In some embodiments, the diabetes sensor 1 is located outside the patient's body, the signal conversion module 3 and the electroosmotic pump 4 are sequentially provided at one end of the diabetes sensor 1. The electroosmotic pump 4 is provided in close proximity to the skin of the patient to realize the injection of insulin for the patient. In addition, the diabetes sensor 1 with a microneedle array could penetrate deep into the dermis or fat layer of the patient, which is more effective for injecting insulin into the fat layer.


Specifically, the second conversion module 33 could provide a constant voltage to drive the electroosmotic pump and further control the injection dosage of insulin by controlling the voltage level and duration. In some embodiments, the voltage ranges from 0.1 V to 20 V.


In this way, after measuring the glucose concentration and generating an electrical signal by the diabetes sensor 1, the first conversion module 31 of the signal conversion module 3 receives and converts the electrical signal, and then sends the converted electrical signal to the control module 32. After receiving the electrical signal converted by the first conversion module 31, the control module 32 generates different instruction information according to the different electrical signals. For example, the control module 32 could generate an opening instruction or a closing instruction, and sends the generated instruction to the second conversion module 33, which then converts the received instruction into the corresponding signal and controls the opening or closing of the electroosmotic pump 4 according to the signal, such that the electroosmotic pump 4 could be controlled according to the real-time blood glucose concentration of the patient.

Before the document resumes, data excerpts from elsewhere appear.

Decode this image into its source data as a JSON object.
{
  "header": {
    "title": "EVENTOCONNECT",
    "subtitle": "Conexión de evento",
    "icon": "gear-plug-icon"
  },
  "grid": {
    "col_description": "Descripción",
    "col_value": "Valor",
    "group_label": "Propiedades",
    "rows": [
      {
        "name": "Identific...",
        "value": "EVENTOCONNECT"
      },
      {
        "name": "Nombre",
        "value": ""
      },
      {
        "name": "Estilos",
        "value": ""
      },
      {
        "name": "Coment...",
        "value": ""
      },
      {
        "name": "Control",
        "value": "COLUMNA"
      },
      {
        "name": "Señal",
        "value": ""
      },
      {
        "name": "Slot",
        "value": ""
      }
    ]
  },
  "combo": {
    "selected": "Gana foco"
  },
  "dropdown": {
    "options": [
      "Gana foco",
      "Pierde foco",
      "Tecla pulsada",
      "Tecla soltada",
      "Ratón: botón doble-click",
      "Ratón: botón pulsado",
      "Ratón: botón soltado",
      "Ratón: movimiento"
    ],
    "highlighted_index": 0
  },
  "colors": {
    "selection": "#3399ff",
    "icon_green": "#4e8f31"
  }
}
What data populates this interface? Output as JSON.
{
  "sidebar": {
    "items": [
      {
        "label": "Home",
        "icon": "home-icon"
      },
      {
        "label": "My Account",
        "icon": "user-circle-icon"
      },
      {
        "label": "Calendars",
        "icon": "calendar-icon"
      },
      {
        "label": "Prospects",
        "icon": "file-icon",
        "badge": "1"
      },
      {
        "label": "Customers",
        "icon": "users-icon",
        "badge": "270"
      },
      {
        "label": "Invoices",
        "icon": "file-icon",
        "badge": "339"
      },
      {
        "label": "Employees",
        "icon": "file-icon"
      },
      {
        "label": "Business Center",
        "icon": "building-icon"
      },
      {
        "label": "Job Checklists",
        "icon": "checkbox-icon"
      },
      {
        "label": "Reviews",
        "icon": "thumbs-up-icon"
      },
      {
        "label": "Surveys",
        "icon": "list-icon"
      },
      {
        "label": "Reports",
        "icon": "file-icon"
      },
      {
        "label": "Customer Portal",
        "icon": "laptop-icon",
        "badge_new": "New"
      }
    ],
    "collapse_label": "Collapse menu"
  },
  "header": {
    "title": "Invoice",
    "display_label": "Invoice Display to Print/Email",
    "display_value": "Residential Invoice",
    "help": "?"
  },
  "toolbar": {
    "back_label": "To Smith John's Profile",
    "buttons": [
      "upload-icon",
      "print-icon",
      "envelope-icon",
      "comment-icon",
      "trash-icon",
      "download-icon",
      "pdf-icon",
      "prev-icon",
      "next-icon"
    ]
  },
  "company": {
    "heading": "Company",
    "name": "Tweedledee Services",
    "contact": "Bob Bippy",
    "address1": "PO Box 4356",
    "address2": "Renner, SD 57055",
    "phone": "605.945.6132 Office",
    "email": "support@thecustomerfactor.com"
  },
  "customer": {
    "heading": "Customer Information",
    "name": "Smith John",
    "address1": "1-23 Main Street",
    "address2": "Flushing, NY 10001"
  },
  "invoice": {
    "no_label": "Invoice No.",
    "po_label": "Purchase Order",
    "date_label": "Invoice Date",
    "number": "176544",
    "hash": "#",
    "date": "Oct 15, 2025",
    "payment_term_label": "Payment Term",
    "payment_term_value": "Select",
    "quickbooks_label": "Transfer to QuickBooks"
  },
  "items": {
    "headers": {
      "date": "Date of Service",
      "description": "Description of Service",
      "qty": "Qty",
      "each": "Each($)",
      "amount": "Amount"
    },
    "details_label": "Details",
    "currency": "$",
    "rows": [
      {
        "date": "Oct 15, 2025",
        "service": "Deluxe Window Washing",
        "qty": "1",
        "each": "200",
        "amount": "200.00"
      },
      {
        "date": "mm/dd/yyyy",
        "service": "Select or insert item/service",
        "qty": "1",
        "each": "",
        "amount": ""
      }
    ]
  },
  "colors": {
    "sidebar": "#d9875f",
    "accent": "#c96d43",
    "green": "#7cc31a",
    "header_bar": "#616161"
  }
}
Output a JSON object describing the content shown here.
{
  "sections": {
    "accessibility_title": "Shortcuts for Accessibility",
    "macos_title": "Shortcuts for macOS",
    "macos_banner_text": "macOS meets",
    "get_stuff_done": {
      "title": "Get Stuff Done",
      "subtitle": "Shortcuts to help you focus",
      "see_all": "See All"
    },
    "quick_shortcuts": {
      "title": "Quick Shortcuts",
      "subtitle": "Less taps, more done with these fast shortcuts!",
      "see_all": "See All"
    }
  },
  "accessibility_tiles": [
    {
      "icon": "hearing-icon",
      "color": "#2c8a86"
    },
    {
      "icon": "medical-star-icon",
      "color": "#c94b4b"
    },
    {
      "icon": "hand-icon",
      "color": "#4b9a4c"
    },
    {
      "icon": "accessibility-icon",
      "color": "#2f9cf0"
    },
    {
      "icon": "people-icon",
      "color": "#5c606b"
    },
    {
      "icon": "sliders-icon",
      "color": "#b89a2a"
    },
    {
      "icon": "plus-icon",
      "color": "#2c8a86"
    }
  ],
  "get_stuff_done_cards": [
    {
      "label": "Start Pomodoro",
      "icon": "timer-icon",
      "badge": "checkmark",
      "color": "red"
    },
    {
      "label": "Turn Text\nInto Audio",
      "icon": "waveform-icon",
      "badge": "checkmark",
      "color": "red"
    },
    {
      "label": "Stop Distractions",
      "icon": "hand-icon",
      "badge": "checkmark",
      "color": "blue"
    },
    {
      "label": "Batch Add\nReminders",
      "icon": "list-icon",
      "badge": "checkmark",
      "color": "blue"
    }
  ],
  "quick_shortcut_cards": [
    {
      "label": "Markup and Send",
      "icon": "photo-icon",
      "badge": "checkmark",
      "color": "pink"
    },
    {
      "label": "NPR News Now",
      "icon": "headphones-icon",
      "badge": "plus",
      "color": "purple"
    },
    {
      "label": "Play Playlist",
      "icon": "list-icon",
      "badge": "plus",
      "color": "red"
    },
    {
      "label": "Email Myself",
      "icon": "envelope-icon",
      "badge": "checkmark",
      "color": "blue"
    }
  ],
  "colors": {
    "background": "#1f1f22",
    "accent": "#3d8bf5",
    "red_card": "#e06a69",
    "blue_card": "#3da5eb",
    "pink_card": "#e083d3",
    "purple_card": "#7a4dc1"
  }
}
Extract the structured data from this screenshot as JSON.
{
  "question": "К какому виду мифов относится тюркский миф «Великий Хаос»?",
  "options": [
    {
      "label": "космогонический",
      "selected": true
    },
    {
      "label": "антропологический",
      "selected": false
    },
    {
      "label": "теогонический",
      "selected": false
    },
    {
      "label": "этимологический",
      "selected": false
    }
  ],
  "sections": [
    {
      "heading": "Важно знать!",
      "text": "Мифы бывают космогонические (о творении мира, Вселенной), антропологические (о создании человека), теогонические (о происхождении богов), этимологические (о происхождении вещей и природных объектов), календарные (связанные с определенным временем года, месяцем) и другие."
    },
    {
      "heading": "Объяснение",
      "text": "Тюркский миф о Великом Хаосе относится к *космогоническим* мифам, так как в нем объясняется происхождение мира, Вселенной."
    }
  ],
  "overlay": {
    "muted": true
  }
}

In some feasible embodiments, the first conversion module 31 is a first signal converter, the control module 32 is a microcontroller, and the second conversion module 33 is a second signal converter.


Specifically, those skilled in the art could utilize devices in the related technology as the first signal converter and the second signal converter, as long as the opening or closing of the electroosmotic pump 4 could be controlled by the control module 32. Therefore, there is no particular limitation on them, and the specific description of the related technology will not be repeated.


Technical Solution 4: Closed-Loop Control System with Electrochemical Pump


This technical solution is a further modification based on Technical solution 2. As shown in FIG. 44, FIG. 45, FIG. 46, FIG. 47 and FIG. 48, disclosed is a closed-loop control system according to the disclosure. The closed-loop control system includes an electrochemical pump 5, a diabetes sensor 1, and a signal conversion module 3.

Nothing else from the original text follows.